The Long Exhale

Included with your Chime

You can’t think your way calm. But a longer, slower exhale is associated with your body’s calming response — and that’s something you can do on purpose, in about a minute, anywhere. Chime paces that exhale for you. Here are six short ways to use it.

In through the nose · out slowly through Chime

The one rule: make the exhale longer than the inhale. Everything below is a variation on that.

Breathe in gently through your nose. Then bring Chime to your lips and breathe out through it, slowly, until the air runs out. The calibrated airway stretches the exhale for you, so you don’t have to count or get the technique “right.” You just keep letting the air leave.


The first breath

Your everyday reset — learn this one first.

  1. Hold Chime loosely at your lips.
  2. Breathe in through your nose for a slow count of four.
  3. Breathe out through Chime until you’re empty — let it take as long as it takes.
  4. Repeat for about a minute, without forcing it.

About 60 seconds · the baseline for everything else.

Three before you react

The pause before a hard conversation, a meeting, or a moment you can feel building.

  1. Don’t change anything yet — just take one slow exhale through Chime.
  2. Breathe in for four; breathe out, long and unhurried.
  3. Do exactly three rounds, then respond.

Around 30–40 seconds · the gap between the trigger and your reply.

The wind-down

In bed, when the day won’t switch off.

  1. Lie comfortably.
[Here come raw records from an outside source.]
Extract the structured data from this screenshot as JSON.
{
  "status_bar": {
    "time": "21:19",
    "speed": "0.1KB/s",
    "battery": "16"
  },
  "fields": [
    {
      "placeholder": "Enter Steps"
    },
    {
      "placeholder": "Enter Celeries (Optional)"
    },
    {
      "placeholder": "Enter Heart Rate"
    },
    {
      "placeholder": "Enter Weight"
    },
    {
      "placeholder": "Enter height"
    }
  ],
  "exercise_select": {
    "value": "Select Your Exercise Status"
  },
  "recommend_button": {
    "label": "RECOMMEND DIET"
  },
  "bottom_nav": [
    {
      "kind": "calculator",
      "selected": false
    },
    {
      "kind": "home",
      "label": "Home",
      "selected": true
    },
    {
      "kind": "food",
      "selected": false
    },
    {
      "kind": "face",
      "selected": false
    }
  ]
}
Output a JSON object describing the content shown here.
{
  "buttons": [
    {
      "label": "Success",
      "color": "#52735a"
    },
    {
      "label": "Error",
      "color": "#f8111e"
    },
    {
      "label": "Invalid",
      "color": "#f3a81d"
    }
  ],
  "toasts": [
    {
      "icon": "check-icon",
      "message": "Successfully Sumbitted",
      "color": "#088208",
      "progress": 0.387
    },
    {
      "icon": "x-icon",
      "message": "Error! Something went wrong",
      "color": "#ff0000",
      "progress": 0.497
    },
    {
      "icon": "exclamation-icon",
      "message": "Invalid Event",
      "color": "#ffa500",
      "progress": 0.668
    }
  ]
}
Breathe in through your nose for four.
  2. Breathe out through Chime slowly, making the exhale clearly longer than the in-breath.
  3. Let each round get a little slower than the last. Stop counting when you lose track — that’s the point.
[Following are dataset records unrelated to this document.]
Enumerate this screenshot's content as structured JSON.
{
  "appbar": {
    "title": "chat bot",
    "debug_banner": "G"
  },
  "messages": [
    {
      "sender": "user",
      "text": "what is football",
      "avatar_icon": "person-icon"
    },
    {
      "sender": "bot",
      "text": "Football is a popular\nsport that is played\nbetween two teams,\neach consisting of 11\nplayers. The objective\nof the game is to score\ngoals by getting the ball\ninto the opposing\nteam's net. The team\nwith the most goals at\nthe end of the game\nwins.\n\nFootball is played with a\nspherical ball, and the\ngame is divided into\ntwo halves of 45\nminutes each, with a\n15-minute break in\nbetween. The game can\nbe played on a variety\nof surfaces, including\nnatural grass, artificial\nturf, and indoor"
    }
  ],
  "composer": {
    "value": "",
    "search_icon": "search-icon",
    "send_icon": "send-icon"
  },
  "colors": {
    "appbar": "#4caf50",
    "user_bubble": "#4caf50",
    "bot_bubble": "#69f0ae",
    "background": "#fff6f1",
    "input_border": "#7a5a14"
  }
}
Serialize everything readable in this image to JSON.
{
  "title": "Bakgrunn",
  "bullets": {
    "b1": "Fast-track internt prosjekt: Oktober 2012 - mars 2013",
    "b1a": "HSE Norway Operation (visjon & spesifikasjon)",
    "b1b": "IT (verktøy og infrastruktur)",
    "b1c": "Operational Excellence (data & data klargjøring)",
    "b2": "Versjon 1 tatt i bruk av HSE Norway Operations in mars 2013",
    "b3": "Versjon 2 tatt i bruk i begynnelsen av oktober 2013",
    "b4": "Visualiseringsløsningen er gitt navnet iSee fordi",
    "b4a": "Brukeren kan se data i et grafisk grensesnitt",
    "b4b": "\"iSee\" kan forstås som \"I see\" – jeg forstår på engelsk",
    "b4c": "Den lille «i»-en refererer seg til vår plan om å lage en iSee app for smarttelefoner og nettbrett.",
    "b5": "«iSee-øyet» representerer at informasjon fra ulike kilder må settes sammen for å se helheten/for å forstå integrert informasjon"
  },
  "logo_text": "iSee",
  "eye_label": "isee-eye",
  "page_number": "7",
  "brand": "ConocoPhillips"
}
Six to ten rounds, or until you drift.

Steady

When you need to settle and stay clear — before focused work, or anywhere you feel scattered.

  1. Breathe in for four.
  2. Breathe out through Chime for a slow six to eight.
  3. Keep the rhythm even and repeatable — same length in, same length out, round after round.

Two to three minutes · think of it as tuning, not effort.

The spiral-breaker

When the mind is racing and thinking harder is only making it worse.
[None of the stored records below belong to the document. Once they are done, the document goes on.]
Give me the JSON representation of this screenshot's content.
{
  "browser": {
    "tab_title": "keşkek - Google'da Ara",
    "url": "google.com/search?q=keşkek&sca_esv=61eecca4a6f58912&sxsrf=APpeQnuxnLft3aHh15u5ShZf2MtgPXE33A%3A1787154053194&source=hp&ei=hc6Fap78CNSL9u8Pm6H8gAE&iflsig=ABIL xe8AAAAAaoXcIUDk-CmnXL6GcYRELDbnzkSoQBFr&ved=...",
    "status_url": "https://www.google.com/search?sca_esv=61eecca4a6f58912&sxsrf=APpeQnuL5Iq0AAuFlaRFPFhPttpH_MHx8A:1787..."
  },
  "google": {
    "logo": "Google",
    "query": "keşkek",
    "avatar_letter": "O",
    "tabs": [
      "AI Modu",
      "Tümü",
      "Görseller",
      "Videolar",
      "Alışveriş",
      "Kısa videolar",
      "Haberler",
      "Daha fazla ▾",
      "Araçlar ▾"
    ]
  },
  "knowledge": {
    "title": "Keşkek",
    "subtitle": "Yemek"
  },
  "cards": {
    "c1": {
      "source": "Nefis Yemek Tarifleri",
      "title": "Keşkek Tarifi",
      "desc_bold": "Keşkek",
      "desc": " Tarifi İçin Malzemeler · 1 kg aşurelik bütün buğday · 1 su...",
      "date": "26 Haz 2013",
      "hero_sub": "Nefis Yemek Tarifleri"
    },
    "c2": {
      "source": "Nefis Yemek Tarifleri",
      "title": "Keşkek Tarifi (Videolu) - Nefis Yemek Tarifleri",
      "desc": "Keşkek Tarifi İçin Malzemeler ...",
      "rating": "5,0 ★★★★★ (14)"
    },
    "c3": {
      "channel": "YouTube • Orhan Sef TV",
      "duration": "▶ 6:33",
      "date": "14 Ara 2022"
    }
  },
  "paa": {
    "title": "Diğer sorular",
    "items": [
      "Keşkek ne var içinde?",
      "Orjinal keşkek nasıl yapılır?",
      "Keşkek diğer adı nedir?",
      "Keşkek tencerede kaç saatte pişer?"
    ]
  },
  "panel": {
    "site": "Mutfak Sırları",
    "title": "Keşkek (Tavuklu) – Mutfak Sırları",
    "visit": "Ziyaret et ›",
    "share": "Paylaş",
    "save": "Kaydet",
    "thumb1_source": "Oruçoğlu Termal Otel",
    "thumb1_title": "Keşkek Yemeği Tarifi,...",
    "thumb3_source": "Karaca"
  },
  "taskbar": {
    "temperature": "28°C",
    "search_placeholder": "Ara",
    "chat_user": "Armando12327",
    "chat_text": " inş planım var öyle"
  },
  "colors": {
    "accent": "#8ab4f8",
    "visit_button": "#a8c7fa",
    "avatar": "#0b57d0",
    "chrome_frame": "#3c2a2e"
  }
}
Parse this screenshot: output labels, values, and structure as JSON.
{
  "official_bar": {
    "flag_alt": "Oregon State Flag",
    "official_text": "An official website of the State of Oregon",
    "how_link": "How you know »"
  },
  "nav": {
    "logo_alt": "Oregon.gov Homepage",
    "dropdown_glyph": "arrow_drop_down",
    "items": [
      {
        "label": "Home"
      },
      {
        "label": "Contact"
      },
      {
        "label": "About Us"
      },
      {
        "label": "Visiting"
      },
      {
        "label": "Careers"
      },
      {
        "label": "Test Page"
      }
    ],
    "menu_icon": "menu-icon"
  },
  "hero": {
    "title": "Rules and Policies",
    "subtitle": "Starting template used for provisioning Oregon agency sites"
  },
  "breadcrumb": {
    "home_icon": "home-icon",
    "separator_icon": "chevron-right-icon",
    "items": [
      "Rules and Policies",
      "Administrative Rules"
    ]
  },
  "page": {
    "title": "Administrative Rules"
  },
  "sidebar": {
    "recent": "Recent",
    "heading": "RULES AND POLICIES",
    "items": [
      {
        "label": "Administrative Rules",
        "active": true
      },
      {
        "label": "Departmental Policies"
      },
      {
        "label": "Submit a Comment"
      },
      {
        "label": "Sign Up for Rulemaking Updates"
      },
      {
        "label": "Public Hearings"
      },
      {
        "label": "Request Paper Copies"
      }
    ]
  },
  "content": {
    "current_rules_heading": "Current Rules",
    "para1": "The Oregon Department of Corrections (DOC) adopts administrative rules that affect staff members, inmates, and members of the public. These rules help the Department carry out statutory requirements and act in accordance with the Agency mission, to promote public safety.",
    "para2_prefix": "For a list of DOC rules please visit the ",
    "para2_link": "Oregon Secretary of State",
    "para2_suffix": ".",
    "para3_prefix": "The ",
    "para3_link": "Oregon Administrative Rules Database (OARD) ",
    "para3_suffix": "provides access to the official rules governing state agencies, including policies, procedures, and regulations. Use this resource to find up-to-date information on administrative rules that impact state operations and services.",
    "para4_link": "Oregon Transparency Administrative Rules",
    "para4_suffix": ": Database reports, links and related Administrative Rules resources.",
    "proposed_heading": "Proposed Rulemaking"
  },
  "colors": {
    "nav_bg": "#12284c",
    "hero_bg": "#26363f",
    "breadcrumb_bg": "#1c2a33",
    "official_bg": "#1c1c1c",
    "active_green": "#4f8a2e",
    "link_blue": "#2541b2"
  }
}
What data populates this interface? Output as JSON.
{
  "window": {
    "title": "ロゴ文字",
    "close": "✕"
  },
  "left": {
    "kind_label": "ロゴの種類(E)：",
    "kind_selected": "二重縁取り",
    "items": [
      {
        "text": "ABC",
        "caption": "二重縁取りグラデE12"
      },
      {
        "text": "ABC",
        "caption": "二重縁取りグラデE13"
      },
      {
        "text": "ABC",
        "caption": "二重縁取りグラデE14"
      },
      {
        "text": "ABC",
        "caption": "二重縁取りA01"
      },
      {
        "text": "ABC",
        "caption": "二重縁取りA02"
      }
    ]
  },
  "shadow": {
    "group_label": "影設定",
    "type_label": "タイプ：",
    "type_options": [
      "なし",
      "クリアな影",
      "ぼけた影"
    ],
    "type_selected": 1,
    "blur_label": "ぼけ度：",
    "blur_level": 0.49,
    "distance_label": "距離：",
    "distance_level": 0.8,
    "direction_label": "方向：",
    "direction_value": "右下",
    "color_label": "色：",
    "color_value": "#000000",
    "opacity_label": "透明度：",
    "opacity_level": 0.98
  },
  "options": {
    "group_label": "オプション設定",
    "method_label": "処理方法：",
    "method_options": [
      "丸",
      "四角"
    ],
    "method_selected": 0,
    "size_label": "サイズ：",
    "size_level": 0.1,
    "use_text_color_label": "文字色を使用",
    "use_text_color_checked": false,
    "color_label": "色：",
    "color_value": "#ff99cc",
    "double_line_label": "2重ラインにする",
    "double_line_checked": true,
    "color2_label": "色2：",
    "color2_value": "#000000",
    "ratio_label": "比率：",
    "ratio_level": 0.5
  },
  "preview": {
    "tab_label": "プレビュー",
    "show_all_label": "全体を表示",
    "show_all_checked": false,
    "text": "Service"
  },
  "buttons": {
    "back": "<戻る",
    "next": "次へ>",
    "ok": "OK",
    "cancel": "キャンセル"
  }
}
  1. Don’t try to stop the thoughts. Put your attention on the air leaving Chime instead.
  2. Breathe in for four; breathe out long and slow, and follow the exhale all the way to empty.
  3. Each time a thought pulls you back, return to the next exhale. The breath, not the thought, is what you’re holding onto.

A minute or two · you change the body first and let the mind follow.

The three daily exhales

How this becomes a habit instead of a rescue.

  1. Morning: one minute of slow exhales before you pick up your phone.
  2. Midday: three breaths at the moment you’d normally reach for a distraction.
  3. Night: the wind-down, in bed.

Three small moments a day, attached to things you already do — so you don’t have to remember.

Be still.

A note on safety. Chime is a wellness accessory, not a medical device, and this guide isn’t medical advice or a treatment for any condition. Breathe gently — never strain or hold your breath to the point of discomfort. If you feel lightheaded or dizzy, stop and breathe normally. If you’re pregnant, or have asthma, another respiratory condition, or a heart condition, check with your doctor before starting any breathing practice.

A longer, slower exhale is associated with the body’s calming (parasympathetic) response. These are general breathing practices to help you use your Chime — they support you, they don’t replace care from a professional.